BACAMALANG.COM – Meski sudah berkali-kali dirazia, warung kopi cetol di area Pasar Gondanglegi Kabupaten Malang, masih beroperasi di bulan suci Ramadan. Warung kopi yang sempat menyediakan layanan plus ini tetap buka saat personel Satpol PP Kabupaten Malang melakukan patroli pada Jumat lalu (7/3/2025).
Patroli menyisir tempat-tempat eks lokalisasi seperti Girun (Gondanglegi), Suko (Sumberpucung), dan Kalibiru (Kromengan).

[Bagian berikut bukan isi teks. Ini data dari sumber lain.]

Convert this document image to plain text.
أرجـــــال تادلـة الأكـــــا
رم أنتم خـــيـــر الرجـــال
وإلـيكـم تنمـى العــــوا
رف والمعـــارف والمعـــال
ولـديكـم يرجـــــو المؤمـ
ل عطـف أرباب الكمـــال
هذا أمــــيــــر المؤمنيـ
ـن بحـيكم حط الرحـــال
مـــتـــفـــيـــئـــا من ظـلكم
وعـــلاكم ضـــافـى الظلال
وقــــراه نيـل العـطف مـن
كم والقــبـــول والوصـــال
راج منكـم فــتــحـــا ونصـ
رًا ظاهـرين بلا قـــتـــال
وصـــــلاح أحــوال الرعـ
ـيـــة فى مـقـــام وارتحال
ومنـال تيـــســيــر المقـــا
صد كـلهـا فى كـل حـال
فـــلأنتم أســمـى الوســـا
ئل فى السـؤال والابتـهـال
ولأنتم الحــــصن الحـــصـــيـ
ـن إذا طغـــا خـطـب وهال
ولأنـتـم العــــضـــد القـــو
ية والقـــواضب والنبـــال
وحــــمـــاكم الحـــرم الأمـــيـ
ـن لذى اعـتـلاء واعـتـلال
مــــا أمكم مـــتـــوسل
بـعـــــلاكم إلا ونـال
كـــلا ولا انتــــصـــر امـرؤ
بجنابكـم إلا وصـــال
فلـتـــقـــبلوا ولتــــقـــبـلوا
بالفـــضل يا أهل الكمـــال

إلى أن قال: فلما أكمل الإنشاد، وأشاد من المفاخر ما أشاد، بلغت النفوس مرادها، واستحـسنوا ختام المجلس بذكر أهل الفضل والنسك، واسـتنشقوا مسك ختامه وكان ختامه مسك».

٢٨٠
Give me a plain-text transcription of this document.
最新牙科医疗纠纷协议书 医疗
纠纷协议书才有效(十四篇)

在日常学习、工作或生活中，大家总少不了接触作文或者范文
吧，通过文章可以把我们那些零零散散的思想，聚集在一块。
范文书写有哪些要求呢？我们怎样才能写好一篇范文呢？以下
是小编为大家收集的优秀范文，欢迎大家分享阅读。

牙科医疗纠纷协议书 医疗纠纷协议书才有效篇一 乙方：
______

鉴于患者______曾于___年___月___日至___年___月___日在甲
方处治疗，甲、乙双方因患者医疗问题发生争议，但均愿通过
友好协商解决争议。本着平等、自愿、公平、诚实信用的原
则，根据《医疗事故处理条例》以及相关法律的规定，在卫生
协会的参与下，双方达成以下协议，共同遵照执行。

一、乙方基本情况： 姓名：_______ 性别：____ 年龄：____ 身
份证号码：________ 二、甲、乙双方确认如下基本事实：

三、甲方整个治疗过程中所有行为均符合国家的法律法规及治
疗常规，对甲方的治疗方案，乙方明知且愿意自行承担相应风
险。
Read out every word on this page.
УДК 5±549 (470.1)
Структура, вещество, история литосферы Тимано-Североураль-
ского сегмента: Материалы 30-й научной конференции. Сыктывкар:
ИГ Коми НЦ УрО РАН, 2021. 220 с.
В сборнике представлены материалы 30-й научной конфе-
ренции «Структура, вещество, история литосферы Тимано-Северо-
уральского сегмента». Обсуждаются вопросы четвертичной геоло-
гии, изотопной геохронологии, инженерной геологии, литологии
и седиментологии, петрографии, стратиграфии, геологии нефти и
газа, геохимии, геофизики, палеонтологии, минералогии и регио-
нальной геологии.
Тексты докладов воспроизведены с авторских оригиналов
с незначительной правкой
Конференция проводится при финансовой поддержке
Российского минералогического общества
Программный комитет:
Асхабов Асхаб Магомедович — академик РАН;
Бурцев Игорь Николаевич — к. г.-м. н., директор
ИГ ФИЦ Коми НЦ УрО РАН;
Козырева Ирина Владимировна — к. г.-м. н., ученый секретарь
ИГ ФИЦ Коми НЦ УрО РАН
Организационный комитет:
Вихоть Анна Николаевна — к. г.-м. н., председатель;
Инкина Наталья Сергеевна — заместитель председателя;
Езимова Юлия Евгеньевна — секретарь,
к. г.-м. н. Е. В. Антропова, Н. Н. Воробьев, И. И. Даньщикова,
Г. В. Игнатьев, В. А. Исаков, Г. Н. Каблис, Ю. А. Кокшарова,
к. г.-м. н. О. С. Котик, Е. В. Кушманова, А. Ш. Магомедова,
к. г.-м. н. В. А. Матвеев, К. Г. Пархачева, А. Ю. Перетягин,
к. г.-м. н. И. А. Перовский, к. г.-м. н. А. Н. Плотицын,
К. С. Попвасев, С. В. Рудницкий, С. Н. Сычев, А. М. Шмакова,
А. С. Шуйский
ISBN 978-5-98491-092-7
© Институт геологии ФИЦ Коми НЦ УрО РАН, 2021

Dalam patroli tersebut, ditemukan tiga warung kopi cetol yang masih buka, menyesuaikan operasional Pasar Gondanglegi dari pagi hingga sore hari sekitar pukul 16.00 WIB.

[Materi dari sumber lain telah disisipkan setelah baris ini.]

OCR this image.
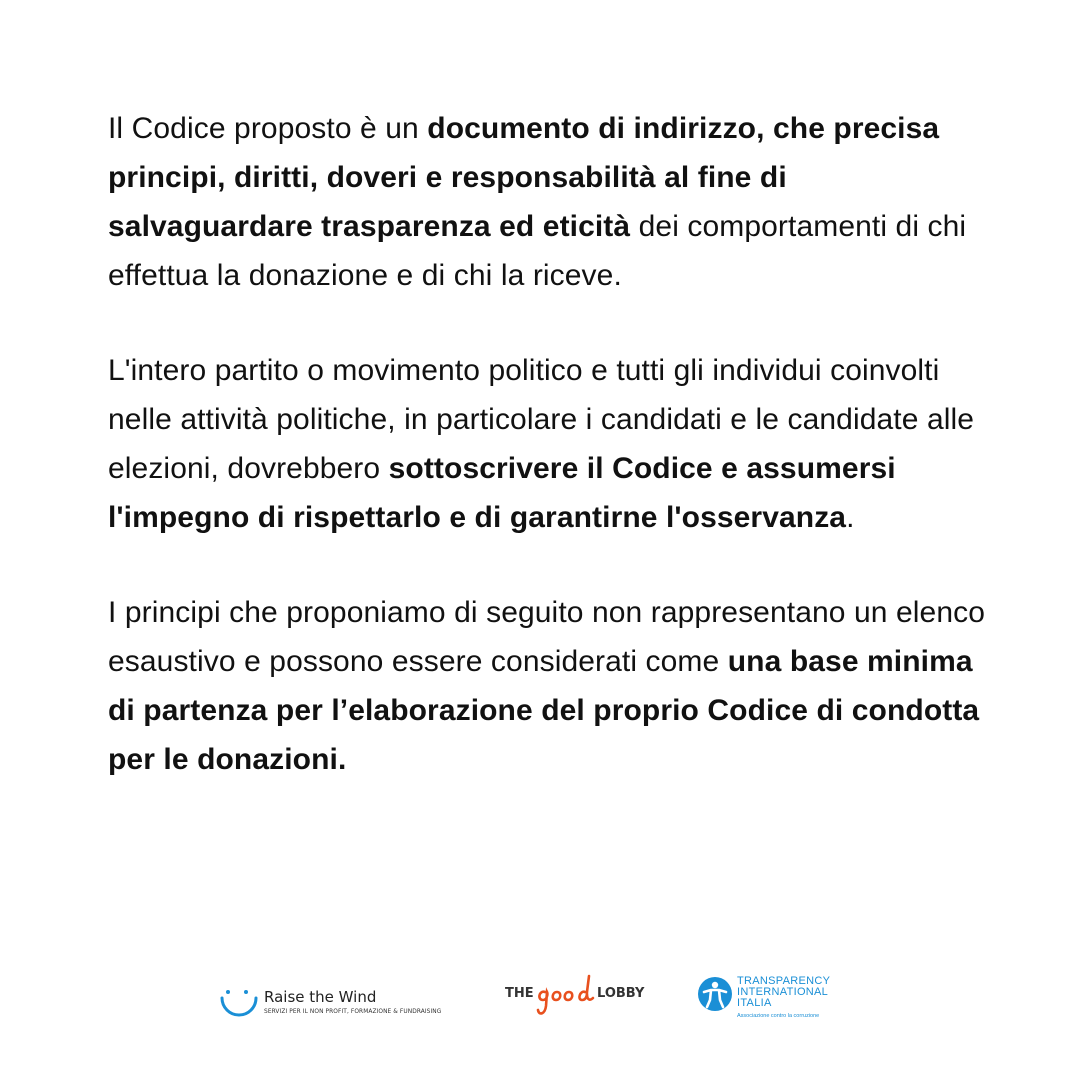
Il Codice proposto è un documento di indirizzo, che precisa principi, diritti, doveri e responsabilità al fine di salvaguardare trasparenza ed eticità dei comportamenti di chi effettua la donazione e di chi la riceve.

L'intero partito o movimento politico e tutti gli individui coinvolti nelle attività politiche, in particolare i candidati e le candidate alle elezioni, dovrebbero sottoscrivere il Codice e assumersi l'impegno di rispettarlo e di garantirne l'osservanza.

I principi che proponiamo di seguito non rappresentano un elenco esaustivo e possono essere considerati come una base minima di partenza per l’elaborazione del proprio Codice di condotta per le donazioni.

Raise the Wind
SERVIZI PER IL NON PROFIT, FORMAZIONE & FUNDRAISING
THE	LOBBY
TRANSPARENCY
INTERNATIONAL
ITALIA
Associazione contro la corruzione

Meskipun buka, tapi mereka menutup memakai kelambu (tirai gorden).
Sebelumnya, warung kopi cetol di kawasan tersebut digerebek petugas gabungan dari TNI, polisi, Satpol PP, serta Dinas Perindustrian dan Perdagangan (Disperindag) Kabupaten Malang pada awal Januari lalu, di mana ditemukan puluhan pramusaji, beberapa di antaranya masih di bawah umur. Namun dalam patroli terbaru, petugas tidak melakukan penutupan terhadap warung kopi cetol.
Agus Subiyantoro, SH, Wakil Ketua I DPC PERADI Kepanjen dan KaBBHAR Kabupaten Malang, menegaskan pentingnya mempertimbangkan kondisi perekonomian penjual dan pelayan warung kopi cetol sebelum mengambil tindakan penutupan. “Jangan asal ditutup, tapi perlu dipertimbangkan juga kondisi perekonomian penjual dan pelayannya. Yang penting tidak sampai mengganggu lingkungan atau orang-orang yang sedang berpuasa. Tidak ada pelayan yang berpakaian seksi dan tidak ada musik yang hingar-bingar,” ujarnya.

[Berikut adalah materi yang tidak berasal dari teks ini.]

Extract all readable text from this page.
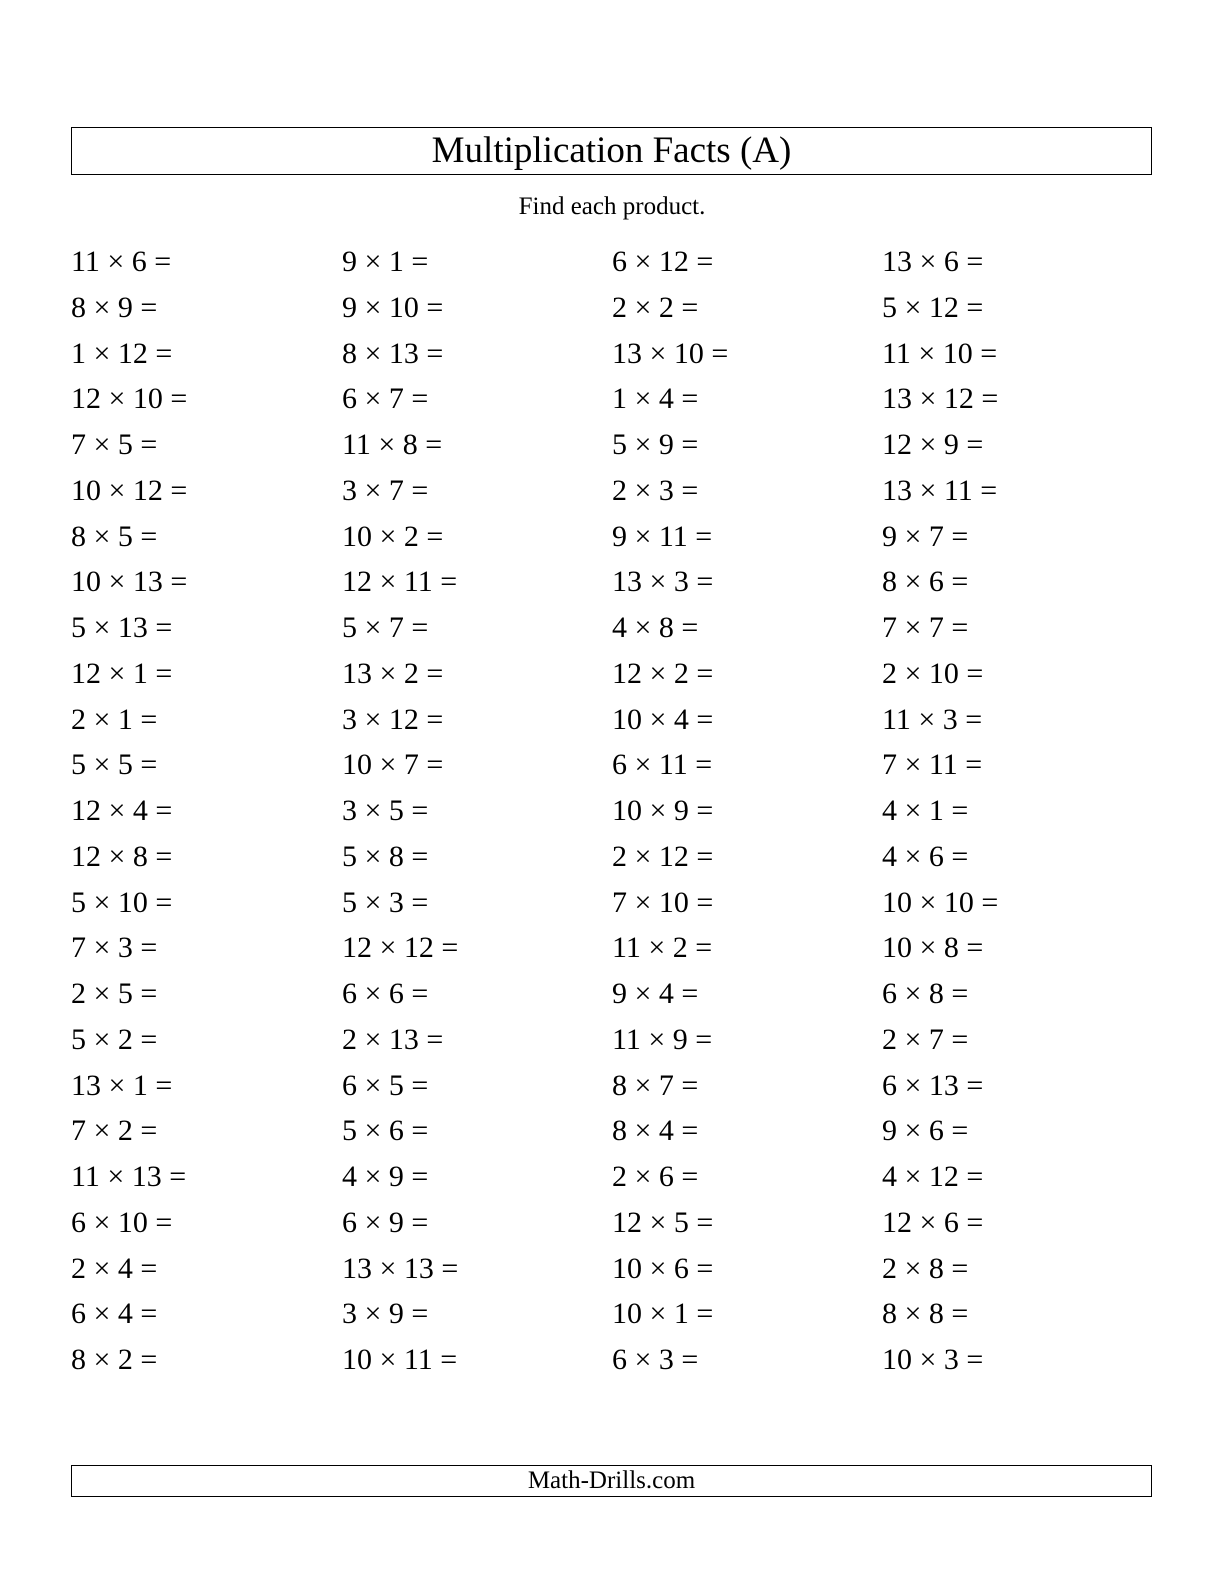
Multiplication Facts (A)
Find each product.
11 × 6 =	9 × 1 =	6 × 12 =	13 × 6 =
8 × 9 =	9 × 10 =	2 × 2 =	5 × 12 =
1 × 12 =	8 × 13 =	13 × 10 =	11 × 10 =
12 × 10 =	6 × 7 =	1 × 4 =	13 × 12 =
7 × 5 =	11 × 8 =	5 × 9 =	12 × 9 =
10 × 12 =	3 × 7 =	2 × 3 =	13 × 11 =
8 × 5 =	10 × 2 =	9 × 11 =	9 × 7 =
10 × 13 =	12 × 11 =	13 × 3 =	8 × 6 =
5 × 13 =	5 × 7 =	4 × 8 =	7 × 7 =
12 × 1 =	13 × 2 =	12 × 2 =	2 × 10 =
2 × 1 =	3 × 12 =	10 × 4 =	11 × 3 =
5 × 5 =	10 × 7 =	6 × 11 =	7 × 11 =
12 × 4 =	3 × 5 =	10 × 9 =	4 × 1 =
12 × 8 =	5 × 8 =	2 × 12 =	4 × 6 =
5 × 10 =	5 × 3 =	7 × 10 =	10 × 10 =
7 × 3 =	12 × 12 =	11 × 2 =	10 × 8 =
2 × 5 =	6 × 6 =	9 × 4 =	6 × 8 =
5 × 2 =	2 × 13 =	11 × 9 =	2 × 7 =
13 × 1 =	6 × 5 =	8 × 7 =	6 × 13 =
7 × 2 =	5 × 6 =	8 × 4 =	9 × 6 =
11 × 13 =	4 × 9 =	2 × 6 =	4 × 12 =
6 × 10 =	6 × 9 =	12 × 5 =	12 × 6 =
2 × 4 =	13 × 13 =	10 × 6 =	2 × 8 =
6 × 4 =	3 × 9 =	10 × 1 =	8 × 8 =
8 × 2 =	10 × 11 =	6 × 3 =	10 × 3 =
Math-Drills.com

Agus juga menambahkan bahwa perlu bijak dalam menangani masalah ini. “Kalau mereka dipaksa tutup, apakah pemerintah akan menanggung biaya hidup mereka? Apalagi menjelang hari raya Idul Fitri. Intinya harus bijak,” tambahnya. Semua ini terjadi karena faktor ekonomi, bagaimana mempertahankan kelangsungan hidup dan eksistensi usaha di tengah-tengah kondisi perekonomian yang serba sulit. Harga barang naik, pajak naik, perizinan sulit, banyak PHK, dan mencari pekerjaan menjadi sangat sulit. Jadi, pemerintah dan masyarakat perlu bijak dalam menyikapi situasi ini agar kesejahteraan semua pihak dapat terjaga.
Dari telaah hukum yang berlaku, setiap tindakan penutupan usaha harus mempertimbangkan hak-hak ekonomi para pelaku usaha dan pekerjanya. Penegakan peraturan harus dilakukan tanpa mengorbankan mata pencaharian masyarakat. Di beberapa daerah lain, pemerintah setempat mengambil langkah bijak dengan memberikan pembinaan dan alternatif mata pencaharian bagi para penjual dan pelayan sebelum mengambil tindakan penutupan.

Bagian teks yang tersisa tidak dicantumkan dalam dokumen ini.